Description
The two main components of any data pipeline are data lakes and warehouses. This course highlights use-cases for each type of storage and dives into the available data lake and warehouse solutions on Google Cloud in technical detail. Also, this course describes the role of a data engineer, the benefits of a successful data pipeline to business operations, and examines why data engineering should be done in a cloud environment.
Learning Objectives
- Differentiate between data lakes and data warehouses.
- Explore use-cases for each type of storage and the available data lake and warehouse solutions on Google Cloud.
- Discuss the role of a data engineer and the benefits of a successful data pipeline to business operations.
- Examine why data engineering should be done in a cloud environment.
Prerequisites
Basic proficiency with a common query language such as SQL.
Who Should Attend
This course is intended for developers who are responsible for querying datasets, visualizing query results, and creating reports.

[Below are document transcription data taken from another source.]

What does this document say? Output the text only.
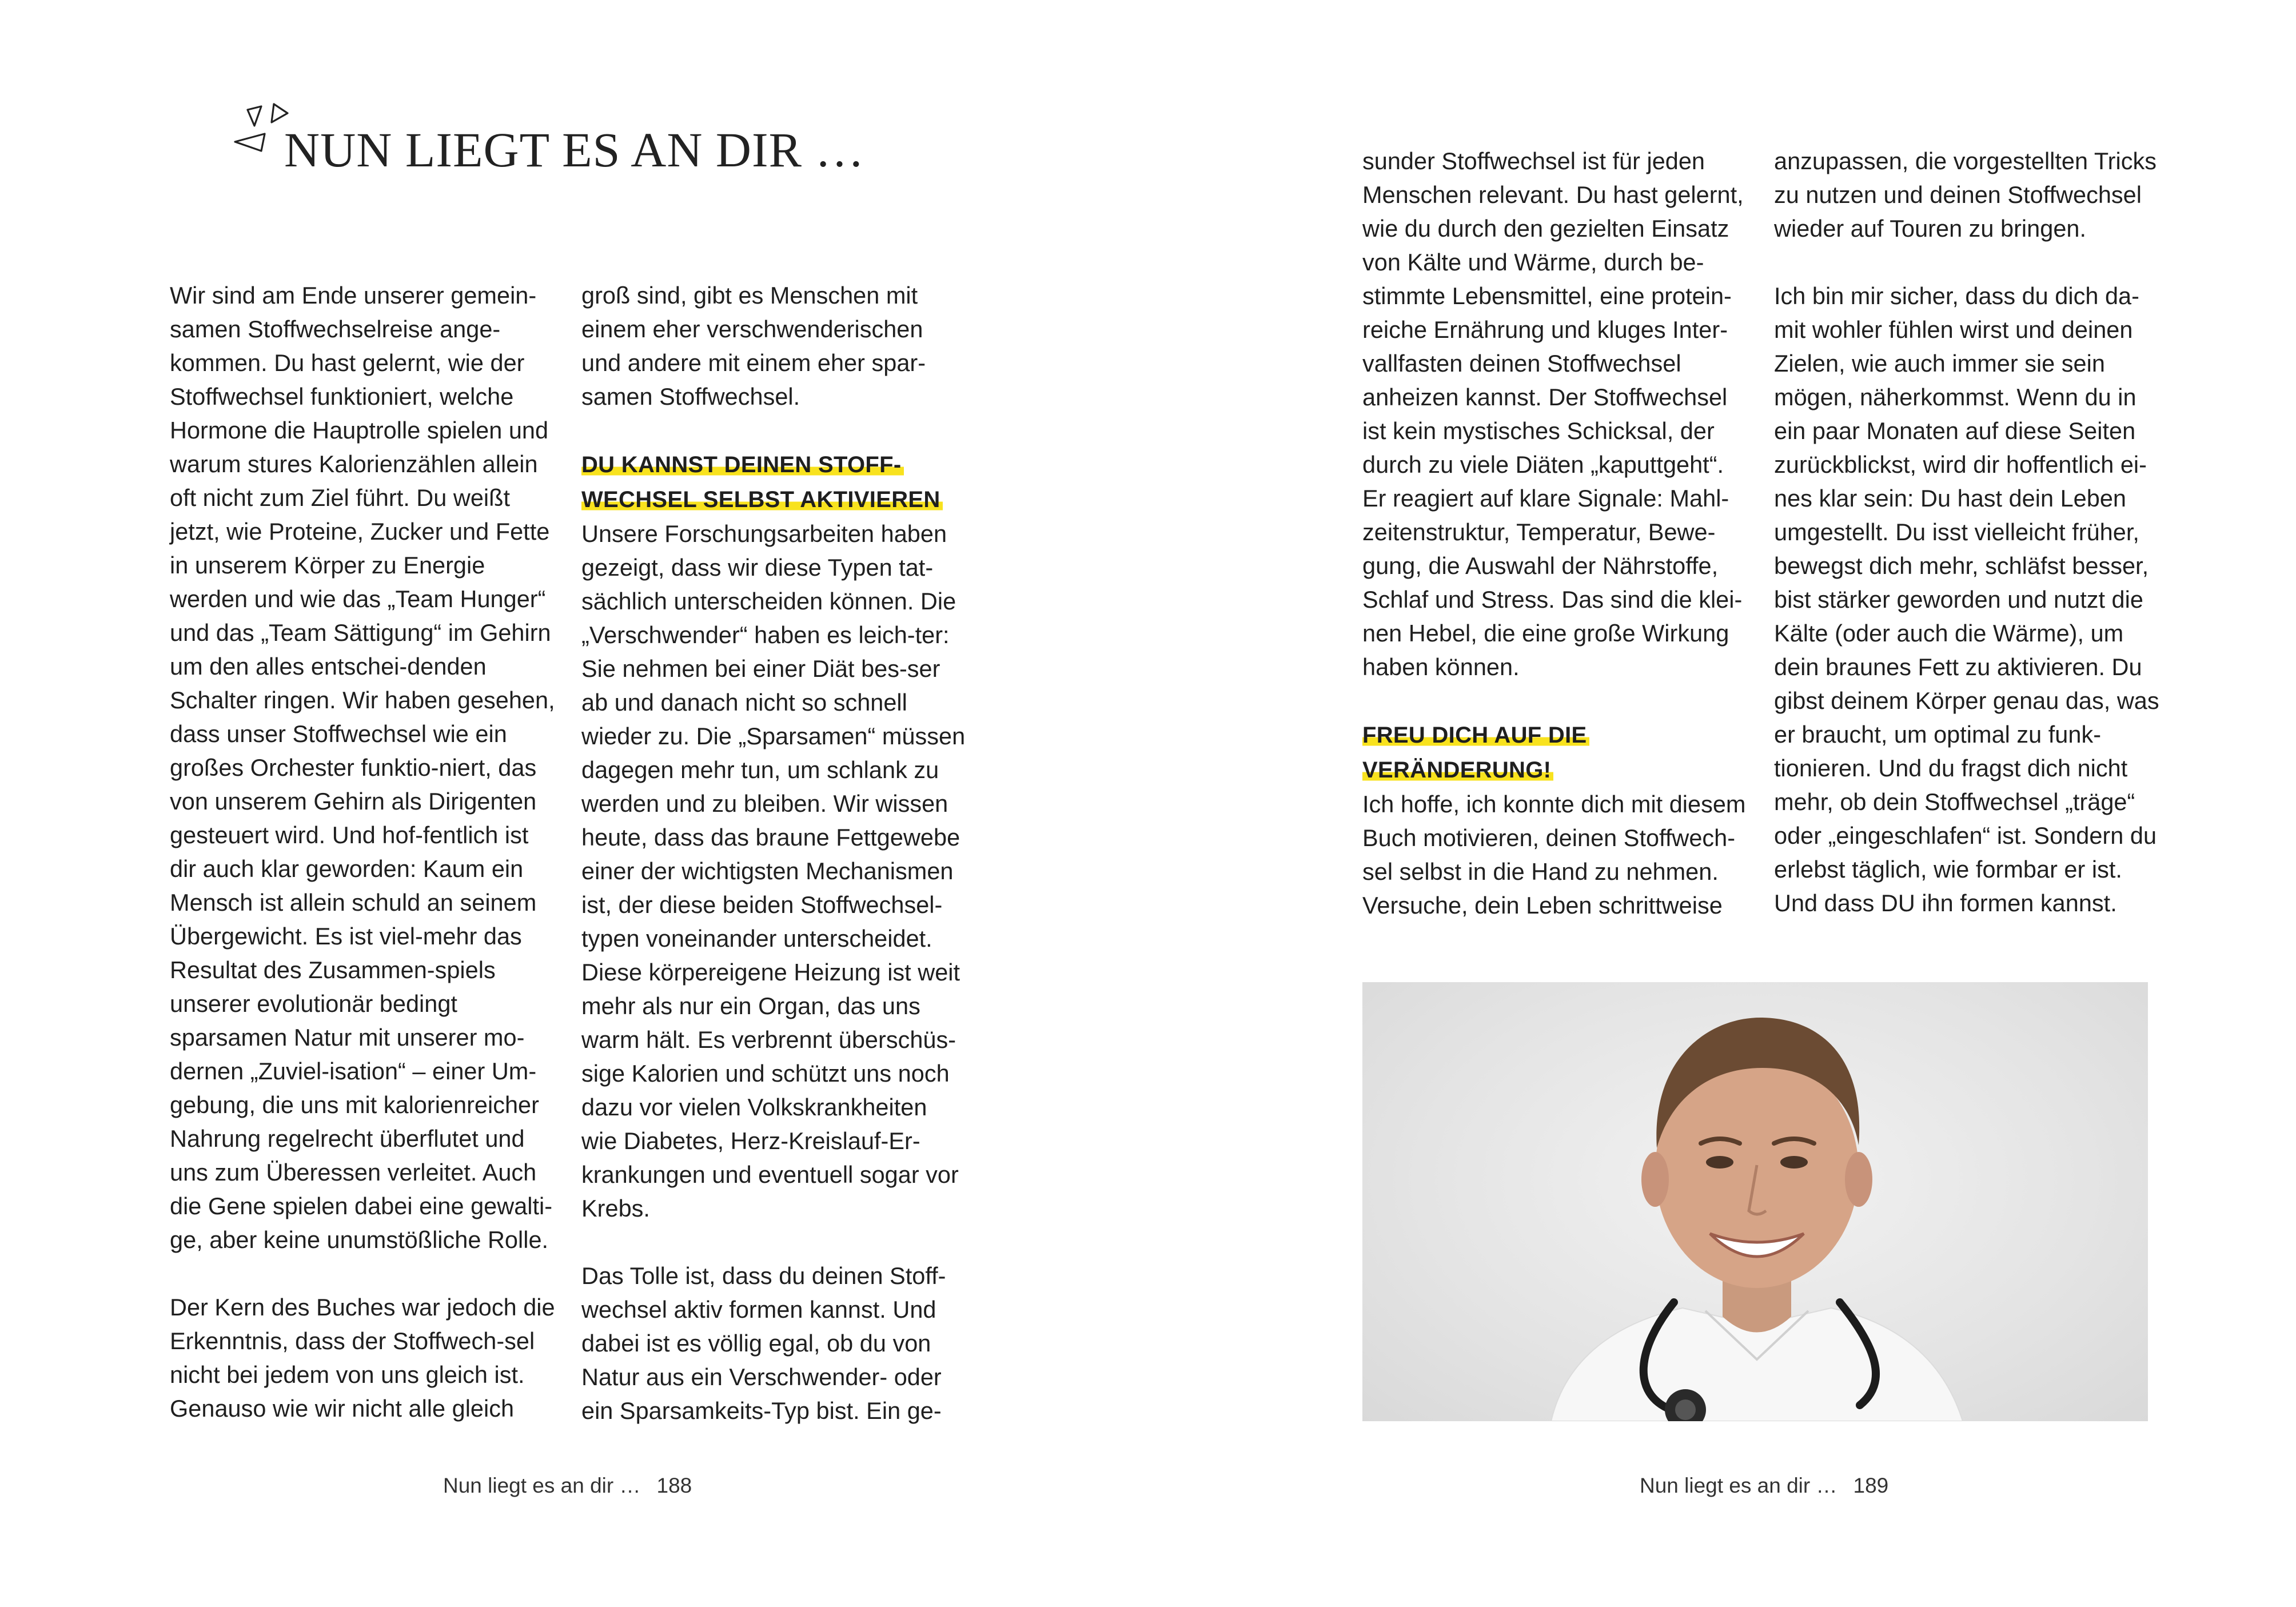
NUN LIEGT ES AN DIR …

Wir sind am Ende unserer gemein-samen Stoffwechselreise ange-kommen. Du hast gelernt, wie der Stoffwechsel funktioniert, welche Hormone die Hauptrolle spielen und warum stures Kalorienzählen allein oft nicht zum Ziel führt. Du weißt jetzt, wie Proteine, Zucker und Fette in unserem Körper zu Energie werden und wie das „Team Hunger“ und das „Team Sättigung“ im Gehirn um den alles entschei-denden Schalter ringen. Wir haben gesehen, dass unser Stoffwechsel wie ein großes Orchester funktio-niert, das von unserem Gehirn als Dirigenten gesteuert wird. Und hof-fentlich ist dir auch klar geworden: Kaum ein Mensch ist allein schuld an seinem Übergewicht. Es ist viel-mehr das Resultat des Zusammen-spiels unserer evolutionär bedingt sparsamen Natur mit unserer mo-dernen „Zuviel-isation“ – einer Um-gebung, die uns mit kalorienreicher Nahrung regelrecht überflutet und uns zum Überessen verleitet. Auch die Gene spielen dabei eine gewalti-ge, aber keine unumstößliche Rolle.

Der Kern des Buches war jedoch die Erkenntnis, dass der Stoffwech-sel nicht bei jedem von uns gleich ist. Genauso wie wir nicht alle gleich

groß sind, gibt es Menschen mit einem eher verschwenderischen und andere mit einem eher spar-samen Stoffwechsel.

DU KANNST DEINEN STOFF-WECHSEL SELBST AKTIVIEREN

Unsere Forschungsarbeiten haben gezeigt, dass wir diese Typen tat-sächlich unterscheiden können. Die „Verschwender“ haben es leich-ter: Sie nehmen bei einer Diät bes-ser ab und danach nicht so schnell wieder zu. Die „Sparsamen“ müssen dagegen mehr tun, um schlank zu werden und zu bleiben. Wir wissen heute, dass das braune Fettgewebe einer der wichtigsten Mechanismen ist, der diese beiden Stoffwechsel-typen voneinander unterscheidet. Diese körpereigene Heizung ist weit mehr als nur ein Organ, das uns warm hält. Es verbrennt überschüs-sige Kalorien und schützt uns noch dazu vor vielen Volkskrankheiten wie Diabetes, Herz-Kreislauf-Er-krankungen und eventuell sogar vor Krebs.

Das Tolle ist, dass du deinen Stoff-wechsel aktiv formen kannst. Und dabei ist es völlig egal, ob du von Natur aus ein Verschwender- oder ein Sparsamkeits-Typ bist. Ein ge-

Nun liegt es an dir … 188

sunder Stoffwechsel ist für jeden Menschen relevant. Du hast gelernt, wie du durch den gezielten Einsatz von Kälte und Wärme, durch be-stimmte Lebensmittel, eine protein-reiche Ernährung und kluges Inter-vallfasten deinen Stoffwechsel anheizen kannst. Der Stoffwechsel ist kein mystisches Schicksal, der durch zu viele Diäten „kaputtgeht“. Er reagiert auf klare Signale: Mahl-zeitenstruktur, Temperatur, Bewe-gung, die Auswahl der Nährstoffe, Schlaf und Stress. Das sind die klei-nen Hebel, die eine große Wirkung haben können.

FREU DICH AUF DIE VERÄNDERUNG!

Ich hoffe, ich konnte dich mit diesem Buch motivieren, deinen Stoffwech-sel selbst in die Hand zu nehmen. Versuche, dein Leben schrittweise

anzupassen, die vorgestellten Tricks zu nutzen und deinen Stoffwechsel wieder auf Touren zu bringen.

Ich bin mir sicher, dass du dich da-mit wohler fühlen wirst und deinen Zielen, wie auch immer sie sein mögen, näherkommst. Wenn du in ein paar Monaten auf diese Seiten zurückblickst, wird dir hoffentlich ei-nes klar sein: Du hast dein Leben umgestellt. Du isst vielleicht früher, bewegst dich mehr, schläfst besser, bist stärker geworden und nutzt die Kälte (oder auch die Wärme), um dein braunes Fett zu aktivieren. Du gibst deinem Körper genau das, was er braucht, um optimal zu funk-tionieren. Und du fragst dich nicht mehr, ob dein Stoffwechsel „träge“ oder „eingeschlafen“ ist. Sondern du erlebst täglich, wie formbar er ist. Und dass DU ihn formen kannst.

Nun liegt es an dir … 189
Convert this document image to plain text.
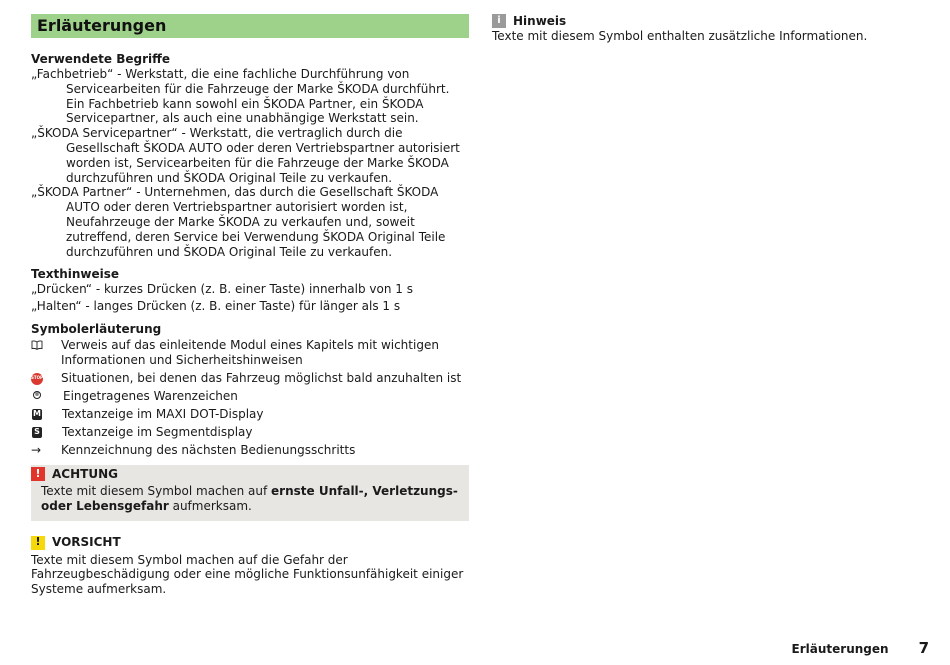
Erläuterungen
Verwendete Begriffe

„Fachbetrieb“ - Werkstatt, die eine fachliche Durchführung von Servicearbeiten für die Fahrzeuge der Marke ŠKODA durchführt. Ein Fachbetrieb kann sowohl ein ŠKODA Partner, ein ŠKODA Servicepartner, als auch eine unabhängige Werkstatt sein.

„ŠKODA Servicepartner“ - Werkstatt, die vertraglich durch die Gesellschaft ŠKODA AUTO oder deren Vertriebspartner autorisiert worden ist, Servicearbeiten für die Fahrzeuge der Marke ŠKODA durchzuführen und ŠKODA Original Teile zu verkaufen.

„ŠKODA Partner“ - Unternehmen, das durch die Gesellschaft ŠKODA AUTO oder deren Vertriebspartner autorisiert worden ist, Neufahrzeuge der Marke ŠKODA zu verkaufen und, soweit zutreffend, deren Service bei Verwendung ŠKODA Original Teile durchzuführen und ŠKODA Original Teile zu verkaufen.

Texthinweise

„Drücken“ - kurzes Drücken (z. B. einer Taste) innerhalb von 1 s

„Halten“ - langes Drücken (z. B. einer Taste) für länger als 1 s

Symbolerläuterung
Verweis auf das einleitende Modul eines Kapitels mit wichtigen Informationen und Sicherheitshinweisen
STOP Situationen, bei denen das Fahrzeug möglichst bald anzuhalten ist
® Eingetragenes Warenzeichen
M Textanzeige im MAXI DOT-Display
S Textanzeige im Segmentdisplay
→ Kennzeichnung des nächsten Bedienungsschritts
! ACHTUNG
Texte mit diesem Symbol machen auf ernste Unfall-, Verletzungs- oder Lebensgefahr aufmerksam.
! VORSICHT
Texte mit diesem Symbol machen auf die Gefahr der Fahrzeugbeschädigung oder eine mögliche Funktionsunfähigkeit einiger Systeme aufmerksam.
i	Hinweis
Texte mit diesem Symbol enthalten zusätzliche Informationen.
Erläuterungen 7
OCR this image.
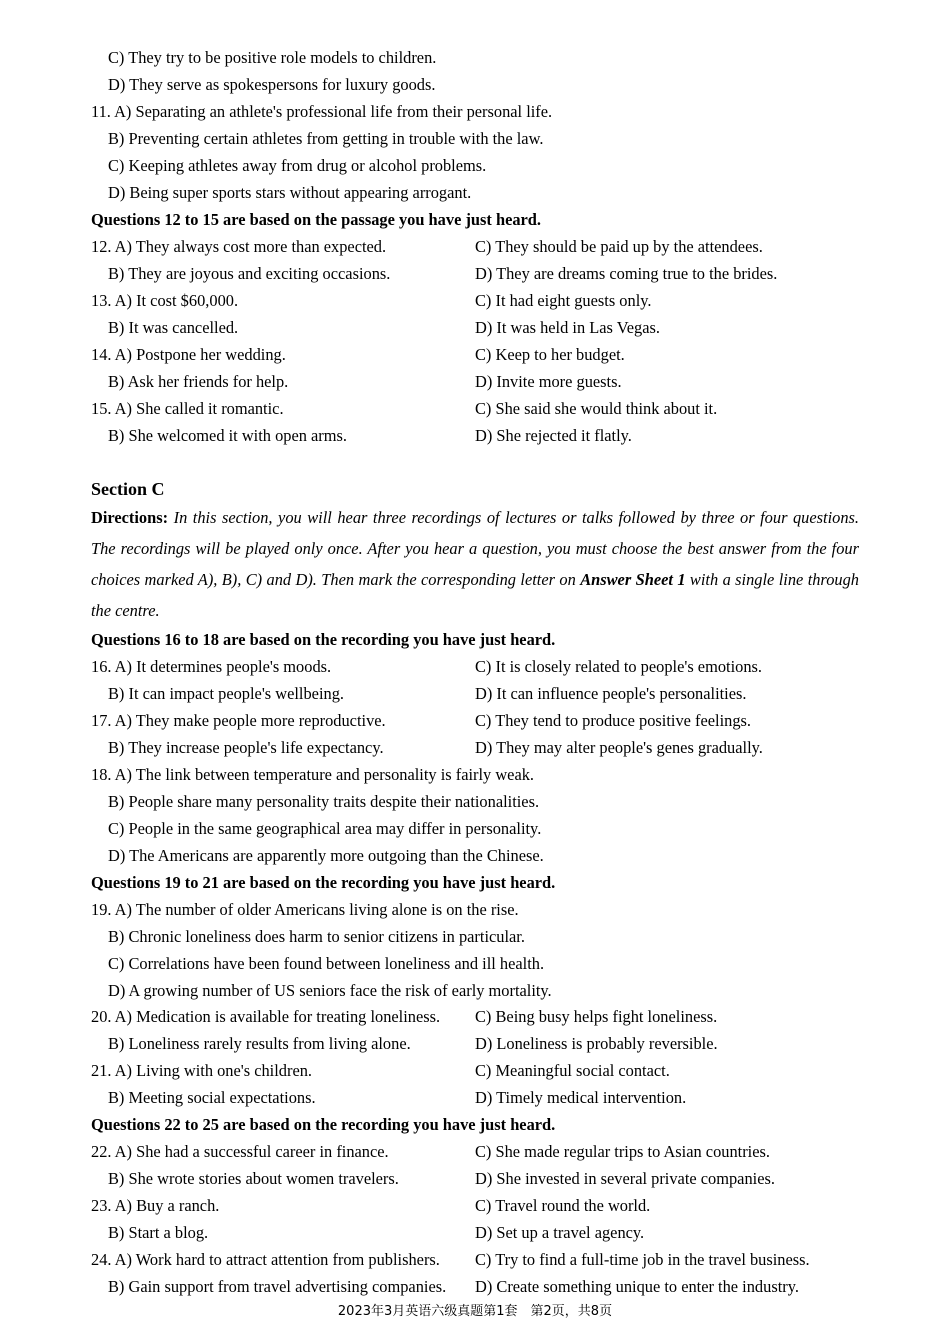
Directions: In this section, you will hear three recordings of lectures or talks followed by three or four questions. The recordings will be played only once. After you hear a question, you must choose the best answer from the four choices marked A), B), C) and D). Then mark the corresponding letter on Answer Sheet 1 with a single line through the centre.
2023年3月英语六级真题第1套　第2页，共8页
C) They try to be positive role models to children.
D) They serve as spokespersons for luxury goods.
11. A) Separating an athlete's professional life from their personal life.
B) Preventing certain athletes from getting in trouble with the law.
C) Keeping athletes away from drug or alcohol problems.
D) Being super sports stars without appearing arrogant.
Questions 12 to 15 are based on the passage you have just heard.
12. A) They always cost more than expected.	C) They should be paid up by the attendees.
B) They are joyous and exciting occasions.	D) They are dreams coming true to the brides.
13. A) It cost $60,000.	C) It had eight guests only.
B) It was cancelled.	D) It was held in Las Vegas.
14. A) Postpone her wedding.	C) Keep to her budget.
B) Ask her friends for help.	D) Invite more guests.
15. A) She called it romantic.	C) She said she would think about it.
B) She welcomed it with open arms.	D) She rejected it flatly.
Section C
Questions 16 to 18 are based on the recording you have just heard.
16. A) It determines people's moods.	C) It is closely related to people's emotions.
B) It can impact people's wellbeing.	D) It can influence people's personalities.
17. A) They make people more reproductive.	C) They tend to produce positive feelings.
B) They increase people's life expectancy.	D) They may alter people's genes gradually.
18. A) The link between temperature and personality is fairly weak.
B) People share many personality traits despite their nationalities.
C) People in the same geographical area may differ in personality.
D) The Americans are apparently more outgoing than the Chinese.
Questions 19 to 21 are based on the recording you have just heard.
19. A) The number of older Americans living alone is on the rise.
B) Chronic loneliness does harm to senior citizens in particular.
C) Correlations have been found between loneliness and ill health.
D) A growing number of US seniors face the risk of early mortality.
20. A) Medication is available for treating loneliness. C) Being busy helps fight loneliness.
B) Loneliness rarely results from living alone.	D) Loneliness is probably reversible.
21. A) Living with one's children.	C) Meaningful social contact.
B) Meeting social expectations.	D) Timely medical intervention.
Questions 22 to 25 are based on the recording you have just heard.
22. A) She had a successful career in finance.	C) She made regular trips to Asian countries.
B) She wrote stories about women travelers.	D) She invested in several private companies.
23. A) Buy a ranch.	C) Travel round the world.
B) Start a blog.	D) Set up a travel agency.
24. A) Work hard to attract attention from publishers. C) Try to find a full-time job in the travel business.
B) Gain support from travel advertising companies. D) Create something unique to enter the industry.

Specific job roles include:
- Data engineer
- Data analyst
- Database administrators
- Big data architects
Course Outline
Module 1 – Introduction to Data Engineering
Topics:
- The role of a data engineer
- Data engineering challenges
- Introduction to BigQuery
- Data lakes and data warehouses
- Transactional databases versus data warehouses
- Partnering effectively with other data teams
- Managing data access and governance
- Build production-ready pipelines
- Google Cloud customer case study
Objectives:
- Discuss the role of a data engineer.
- Discuss benefits of doing data engineering in the cloud.
- Discuss challenges of data engineering practice and how building data pipelines in the cloud helps to address these.
- Review and understand the purpose of a data lake versus a data warehouse, and when to use which.
Module 2 – Building a Data Lake
Topics:
- Introduction to data lakes
- Data storage and ETL options on Google Cloud
- Building a data lake by using Cloud Storage
- Securing Cloud Storage
- Storing all sorts of data types
- Cloud SQL as your OLTP system
Objectives:
- Discuss why Cloud Storage is a great option to build a data lake on Google Cloud.
- Explain how to use Cloud SQL for a relational data lake.
Module 3 – Building a Data Warehouse
Topics:
- The modern data warehouse
- Introduction to BigQuery
- Getting started with BigQuery
- Loading data into BigQuery
- Exploring schemas
- Schema design
- Nested and repeated fields
- Optimizing with partitioning and clustering
Objectives:
- Discuss the requirements of a modern warehouse.
- Explain why BigQuery is the scalable data warehousing solution on Google Cloud.
- Discuss the core concepts of BigQuery and review options of loading data into BigQuery.